Miró su reloj y vio que iba a llegar tarde a su cita con el otorrino que iba a insertarle un implante coclear que restableciera su dañada capacidad auditiva. No quiso correr, de todos modos, porque todavía le imponía ese marcapasos que le habían puesto tras el susto aquel del infarto. Mientras llegaba a la clínica aislado del exterior por sus cascos del Ipod, le dio por sumar el número de amigos nuevos que había hecho en el Facebook. Ya iba por 2.800 personas que tenían acceso a su perfil, igual que él tenía el acceso al de ellos. "¡Pardiez –se dijo–, soy una microcelebridad sin mover un músculo ni el culo de un asiento! Bien que lo sabe esa ministra Sinde cuando nos opusimos apretando una tecla a esa ley suya que quiere despojarnos del derecho gratuito a la cultura...".

Podría ser lo anterior el principio de una novela al galope entre Un mundo feliz, de Huxley, y 1984, de Orwell, pero ya no sería futurista sino actual.
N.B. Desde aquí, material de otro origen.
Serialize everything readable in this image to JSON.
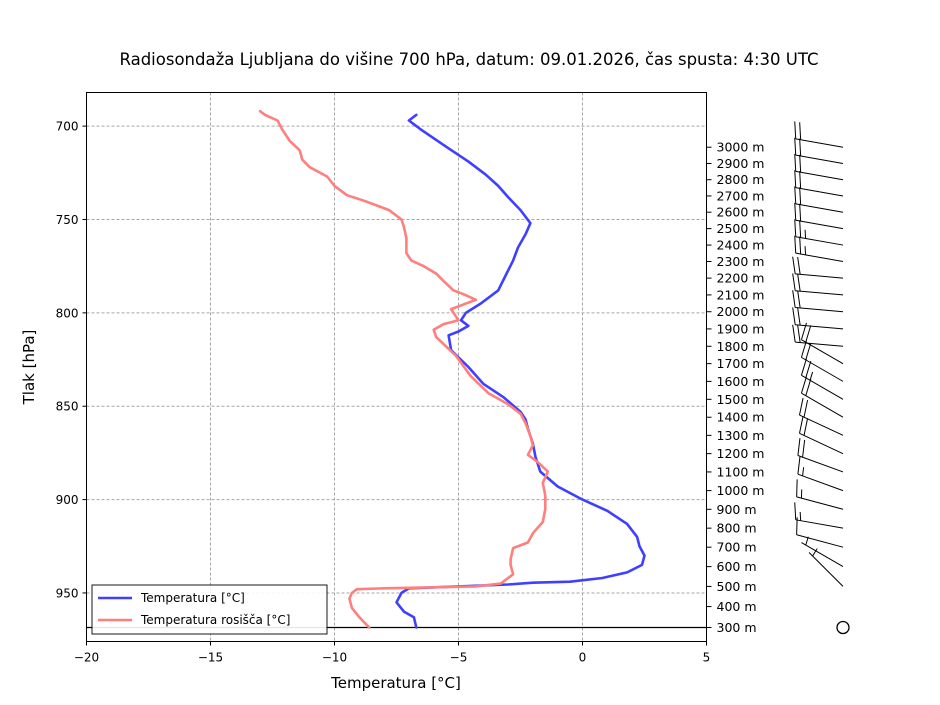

Un tipo abierto al mundo por Internet, la tecnología más democratizadora de la historia, pero también adicto a ella; entre tanta vorágine hiperdocumental que es incapaz de digerirla reflexivamente; con más "amigos" que nunca pero con lazos de amistad débiles, no físicos sino virtuales. Y un cyborg. Todos somos ya mitad hombre, mitad máquina, empezamos a conformar la nueva especie simbiótica de nuestro tiempo con una multiplicidad de aparatos artificiales insertados en nuestra biología: implantes cocleares en el oído, marcapasos en el corazón, biochips en el sistema nervioso, lentes de contacto en los ojos, teléfono móvil en el bolsillo, ordenador en el bolso... Seres de una galaxia digital más comunicados con personas que están a cientos o miles de kilómetros que con nuestro vecino y más interesados en lo que ocurre en New York que en nuestro vecindario. Ya no somos capaces de imaginarnos un mes sin Internet ni un día sin celular. Pero eso es lo que somos y en eso estamos.